Raleigh County Schools decides on school re-entry plan

RALEIGH COUNTY, WV (WOAY) – With students expected to return to school on January 19th, Raleigh County Schools has been busy figuring out how they want to re-enter. On Thursday morning they made their decision and decided to bring students back in the blended model that the schools used in the fall.

“We will be returning to our blended model as we did first semester,” said Raleigh County Schools Superintendent David Price. “Students with the last names A through K will resume school on Tuesday the 19th and then the rest of the students, L through Z, will return on Wednesday and Thursday for their blended model.”

The only difference between this semester and last semester is which schools will follow the color coded map. New guidance from health officials and the state’s department of education says that pre-k through eighth grade schools and students will not follow the color coded map while high schools will. The reason is because of how susceptible each age group is to the virus.

“The medical experts and Dr. Marsh have indicated that all the research indicates that they are not as susceptible to Covid under the circumstances of their age in what the research tells them,” Price said. “High School students are more adult as far as physically and they are more susceptible so they felt it was a safer model to keep the high school students out under those circumstances and pre-k through eight it was safe.”

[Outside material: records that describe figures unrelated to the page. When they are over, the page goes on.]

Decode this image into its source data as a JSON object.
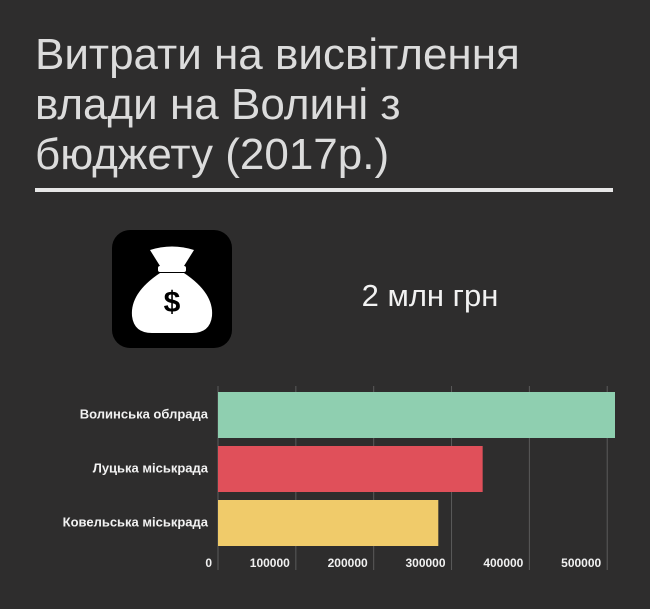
{
  "title": "Витрати на висвітлення влади на Волині з бюджету (2017р.)",
  "total": "2 млн грн",
  "icon_label": "$",
  "chart_data": {
    "type": "bar",
    "orientation": "horizontal",
    "categories": [
      "Волинська облрада",
      "Луцька міськрада",
      "Ковельська міськрада"
    ],
    "values": [
      510000,
      340000,
      283000
    ],
    "colors": [
      "#8fcfb0",
      "#e0505a",
      "#f0cb6a"
    ],
    "xlim": [
      0,
      510000
    ],
    "xticks": [
      0,
      100000,
      200000,
      300000,
      400000,
      500000
    ],
    "grid": true
  }
}
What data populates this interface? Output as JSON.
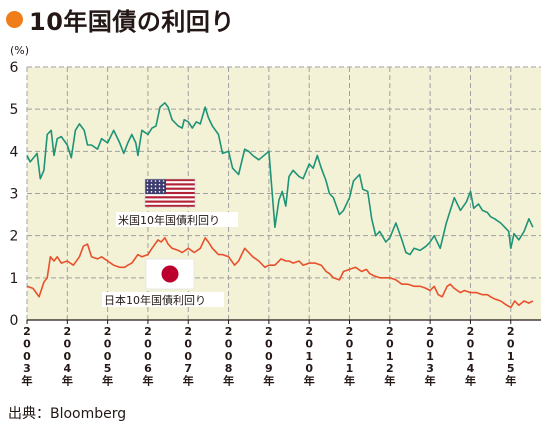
{
  "title": "10年国債の利回り",
  "unit_label": "(%)",
  "source": "出典：Bloomberg",
  "colors": {
    "title_dot": "#ef7d1a",
    "plot_bg": "#f4f2d6",
    "grid": "#9fa0a0",
    "us_line": "#1e9377",
    "jp_line": "#e8502c"
  },
  "chart_data": {
    "type": "line",
    "title": "10年国債の利回り",
    "ylabel": "(%)",
    "ylim": [
      0,
      6
    ],
    "yticks": [
      0,
      1,
      2,
      3,
      4,
      5,
      6
    ],
    "xlim": [
      2003.0,
      2015.75
    ],
    "xticks": [
      {
        "x": 2003.0,
        "label": "2003年"
      },
      {
        "x": 2004.0,
        "label": "2004年"
      },
      {
        "x": 2005.0,
        "label": "2005年"
      },
      {
        "x": 2006.0,
        "label": "2006年"
      },
      {
        "x": 2007.0,
        "label": "2007年"
      },
      {
        "x": 2008.0,
        "label": "2008年"
      },
      {
        "x": 2009.0,
        "label": "2009年"
      },
      {
        "x": 2010.0,
        "label": "2010年"
      },
      {
        "x": 2011.0,
        "label": "2011年"
      },
      {
        "x": 2012.0,
        "label": "2012年"
      },
      {
        "x": 2013.0,
        "label": "2013年"
      },
      {
        "x": 2014.0,
        "label": "2014年"
      },
      {
        "x": 2015.0,
        "label": "2015年"
      }
    ],
    "grid": true,
    "series": [
      {
        "name": "米国10年国債利回り",
        "points": [
          [
            2003.0,
            3.9
          ],
          [
            2003.08,
            3.75
          ],
          [
            2003.25,
            3.95
          ],
          [
            2003.33,
            3.35
          ],
          [
            2003.42,
            3.55
          ],
          [
            2003.5,
            4.4
          ],
          [
            2003.6,
            4.5
          ],
          [
            2003.67,
            3.9
          ],
          [
            2003.75,
            4.3
          ],
          [
            2003.85,
            4.35
          ],
          [
            2004.0,
            4.15
          ],
          [
            2004.1,
            3.85
          ],
          [
            2004.2,
            4.5
          ],
          [
            2004.3,
            4.65
          ],
          [
            2004.42,
            4.5
          ],
          [
            2004.5,
            4.15
          ],
          [
            2004.6,
            4.15
          ],
          [
            2004.75,
            4.05
          ],
          [
            2004.85,
            4.3
          ],
          [
            2005.0,
            4.2
          ],
          [
            2005.15,
            4.5
          ],
          [
            2005.3,
            4.2
          ],
          [
            2005.4,
            3.95
          ],
          [
            2005.5,
            4.2
          ],
          [
            2005.6,
            4.4
          ],
          [
            2005.7,
            4.2
          ],
          [
            2005.75,
            3.9
          ],
          [
            2005.85,
            4.5
          ],
          [
            2006.0,
            4.4
          ],
          [
            2006.1,
            4.55
          ],
          [
            2006.2,
            4.6
          ],
          [
            2006.3,
            5.05
          ],
          [
            2006.42,
            5.15
          ],
          [
            2006.5,
            5.05
          ],
          [
            2006.6,
            4.75
          ],
          [
            2006.75,
            4.6
          ],
          [
            2006.85,
            4.55
          ],
          [
            2006.9,
            4.75
          ],
          [
            2007.0,
            4.7
          ],
          [
            2007.1,
            4.55
          ],
          [
            2007.2,
            4.7
          ],
          [
            2007.3,
            4.65
          ],
          [
            2007.42,
            5.05
          ],
          [
            2007.5,
            4.8
          ],
          [
            2007.6,
            4.6
          ],
          [
            2007.75,
            4.4
          ],
          [
            2007.85,
            3.95
          ],
          [
            2008.0,
            4.0
          ],
          [
            2008.1,
            3.6
          ],
          [
            2008.25,
            3.45
          ],
          [
            2008.4,
            4.05
          ],
          [
            2008.5,
            4.0
          ],
          [
            2008.6,
            3.9
          ],
          [
            2008.75,
            3.8
          ],
          [
            2009.0,
            4.0
          ],
          [
            2009.15,
            2.2
          ],
          [
            2009.25,
            2.85
          ],
          [
            2009.33,
            3.05
          ],
          [
            2009.42,
            2.7
          ],
          [
            2009.5,
            3.4
          ],
          [
            2009.6,
            3.55
          ],
          [
            2009.75,
            3.4
          ],
          [
            2009.85,
            3.35
          ],
          [
            2010.0,
            3.7
          ],
          [
            2010.1,
            3.6
          ],
          [
            2010.2,
            3.9
          ],
          [
            2010.3,
            3.6
          ],
          [
            2010.42,
            3.3
          ],
          [
            2010.5,
            3.0
          ],
          [
            2010.6,
            2.9
          ],
          [
            2010.75,
            2.5
          ],
          [
            2010.85,
            2.6
          ],
          [
            2011.0,
            2.9
          ],
          [
            2011.1,
            3.3
          ],
          [
            2011.25,
            3.45
          ],
          [
            2011.33,
            3.1
          ],
          [
            2011.45,
            3.05
          ],
          [
            2011.55,
            2.4
          ],
          [
            2011.65,
            2.0
          ],
          [
            2011.75,
            2.1
          ],
          [
            2011.9,
            1.85
          ],
          [
            2012.0,
            1.95
          ],
          [
            2012.15,
            2.3
          ],
          [
            2012.3,
            1.9
          ],
          [
            2012.4,
            1.6
          ],
          [
            2012.5,
            1.55
          ],
          [
            2012.6,
            1.7
          ],
          [
            2012.75,
            1.65
          ],
          [
            2012.9,
            1.75
          ],
          [
            2013.0,
            1.85
          ],
          [
            2013.1,
            2.0
          ],
          [
            2013.25,
            1.7
          ],
          [
            2013.4,
            2.3
          ],
          [
            2013.5,
            2.6
          ],
          [
            2013.6,
            2.9
          ],
          [
            2013.75,
            2.6
          ],
          [
            2013.9,
            2.8
          ],
          [
            2014.0,
            3.05
          ],
          [
            2014.08,
            2.65
          ],
          [
            2014.2,
            2.75
          ],
          [
            2014.3,
            2.6
          ],
          [
            2014.42,
            2.55
          ],
          [
            2014.5,
            2.45
          ],
          [
            2014.6,
            2.4
          ],
          [
            2014.75,
            2.3
          ],
          [
            2014.85,
            2.2
          ],
          [
            2014.95,
            2.1
          ],
          [
            2015.0,
            1.7
          ],
          [
            2015.08,
            2.05
          ],
          [
            2015.2,
            1.9
          ],
          [
            2015.33,
            2.1
          ],
          [
            2015.45,
            2.4
          ],
          [
            2015.55,
            2.2
          ]
        ]
      },
      {
        "name": "日本10年国債利回り",
        "points": [
          [
            2003.0,
            0.8
          ],
          [
            2003.15,
            0.75
          ],
          [
            2003.3,
            0.55
          ],
          [
            2003.42,
            0.9
          ],
          [
            2003.5,
            1.0
          ],
          [
            2003.58,
            1.5
          ],
          [
            2003.67,
            1.4
          ],
          [
            2003.75,
            1.5
          ],
          [
            2003.85,
            1.35
          ],
          [
            2004.0,
            1.4
          ],
          [
            2004.15,
            1.3
          ],
          [
            2004.3,
            1.5
          ],
          [
            2004.4,
            1.75
          ],
          [
            2004.5,
            1.8
          ],
          [
            2004.6,
            1.5
          ],
          [
            2004.75,
            1.45
          ],
          [
            2004.85,
            1.5
          ],
          [
            2005.0,
            1.4
          ],
          [
            2005.15,
            1.3
          ],
          [
            2005.3,
            1.25
          ],
          [
            2005.42,
            1.25
          ],
          [
            2005.5,
            1.3
          ],
          [
            2005.6,
            1.35
          ],
          [
            2005.75,
            1.55
          ],
          [
            2005.85,
            1.5
          ],
          [
            2006.0,
            1.55
          ],
          [
            2006.1,
            1.7
          ],
          [
            2006.25,
            1.9
          ],
          [
            2006.33,
            1.85
          ],
          [
            2006.42,
            1.95
          ],
          [
            2006.5,
            1.8
          ],
          [
            2006.6,
            1.7
          ],
          [
            2006.75,
            1.65
          ],
          [
            2006.85,
            1.6
          ],
          [
            2007.0,
            1.7
          ],
          [
            2007.15,
            1.6
          ],
          [
            2007.3,
            1.7
          ],
          [
            2007.42,
            1.95
          ],
          [
            2007.5,
            1.85
          ],
          [
            2007.6,
            1.7
          ],
          [
            2007.75,
            1.55
          ],
          [
            2007.85,
            1.55
          ],
          [
            2008.0,
            1.5
          ],
          [
            2008.15,
            1.3
          ],
          [
            2008.25,
            1.4
          ],
          [
            2008.4,
            1.7
          ],
          [
            2008.5,
            1.6
          ],
          [
            2008.6,
            1.5
          ],
          [
            2008.75,
            1.4
          ],
          [
            2008.9,
            1.25
          ],
          [
            2009.0,
            1.3
          ],
          [
            2009.15,
            1.3
          ],
          [
            2009.3,
            1.45
          ],
          [
            2009.42,
            1.4
          ],
          [
            2009.5,
            1.4
          ],
          [
            2009.6,
            1.35
          ],
          [
            2009.75,
            1.4
          ],
          [
            2009.85,
            1.3
          ],
          [
            2010.0,
            1.35
          ],
          [
            2010.15,
            1.35
          ],
          [
            2010.3,
            1.3
          ],
          [
            2010.42,
            1.15
          ],
          [
            2010.5,
            1.1
          ],
          [
            2010.6,
            1.0
          ],
          [
            2010.75,
            0.95
          ],
          [
            2010.85,
            1.15
          ],
          [
            2011.0,
            1.2
          ],
          [
            2011.15,
            1.25
          ],
          [
            2011.3,
            1.15
          ],
          [
            2011.42,
            1.2
          ],
          [
            2011.5,
            1.1
          ],
          [
            2011.6,
            1.05
          ],
          [
            2011.75,
            1.0
          ],
          [
            2011.9,
            1.0
          ],
          [
            2012.0,
            1.0
          ],
          [
            2012.15,
            0.95
          ],
          [
            2012.3,
            0.85
          ],
          [
            2012.45,
            0.85
          ],
          [
            2012.6,
            0.8
          ],
          [
            2012.75,
            0.8
          ],
          [
            2012.9,
            0.75
          ],
          [
            2013.0,
            0.7
          ],
          [
            2013.1,
            0.8
          ],
          [
            2013.2,
            0.6
          ],
          [
            2013.3,
            0.55
          ],
          [
            2013.42,
            0.8
          ],
          [
            2013.5,
            0.85
          ],
          [
            2013.6,
            0.75
          ],
          [
            2013.75,
            0.65
          ],
          [
            2013.85,
            0.7
          ],
          [
            2014.0,
            0.65
          ],
          [
            2014.15,
            0.65
          ],
          [
            2014.3,
            0.6
          ],
          [
            2014.42,
            0.6
          ],
          [
            2014.5,
            0.55
          ],
          [
            2014.6,
            0.5
          ],
          [
            2014.75,
            0.45
          ],
          [
            2014.9,
            0.35
          ],
          [
            2015.0,
            0.3
          ],
          [
            2015.1,
            0.45
          ],
          [
            2015.2,
            0.35
          ],
          [
            2015.33,
            0.45
          ],
          [
            2015.45,
            0.4
          ],
          [
            2015.55,
            0.45
          ]
        ]
      }
    ]
  }
}
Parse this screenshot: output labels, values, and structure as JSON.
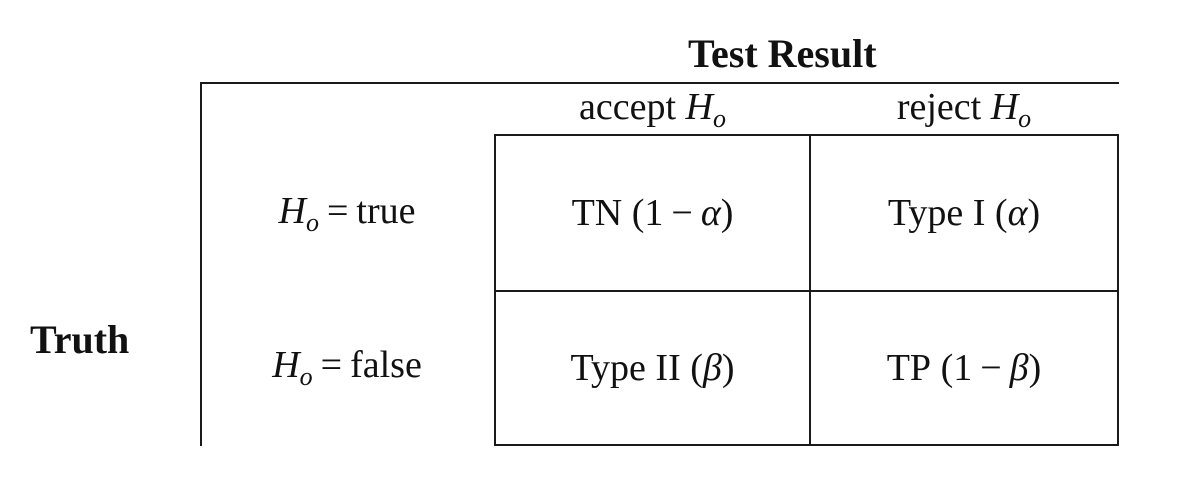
{
  "title_top": "Test Result",
  "title_side": "Truth",
  "columns": [
    {
      "word": "accept",
      "var": "H",
      "sub": "o"
    },
    {
      "word": "reject",
      "var": "H",
      "sub": "o"
    }
  ],
  "rows": [
    {
      "var": "H",
      "sub": "o",
      "op": "=",
      "value": "true"
    },
    {
      "var": "H",
      "sub": "o",
      "op": "=",
      "value": "false"
    }
  ],
  "cells": [
    [
      {
        "label": "TN",
        "open": "(",
        "num": "1",
        "minus": "−",
        "symbol": "α",
        "close": ")"
      },
      {
        "label": "Type I",
        "open": "(",
        "symbol": "α",
        "close": ")"
      }
    ],
    [
      {
        "label": "Type II",
        "open": "(",
        "symbol": "β",
        "close": ")"
      },
      {
        "label": "TP",
        "open": "(",
        "num": "1",
        "minus": "−",
        "symbol": "β",
        "close": ")"
      }
    ]
  ]
}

As the semester moves forward the school board will continue to evaluate the Covid situation and update their plan every four to five weeks. Superintendent Price says the goal is to have students in class five days a week under the right circumstances, but their blended model has been shown to be effective for students.

“We can have our eyes on students, we can make sure they are safe, make sure they are engaged in academics couple days a week seeing them face to face,” said Price. “Some of our teachers have indicated that having the smaller groups has actually helped some students. They’ve been engaged and actually improving academically because of the smaller group setting.”

Raleigh county has been one of the few counties in the state that had students in school the entire first semester and plans to continue to be this semester.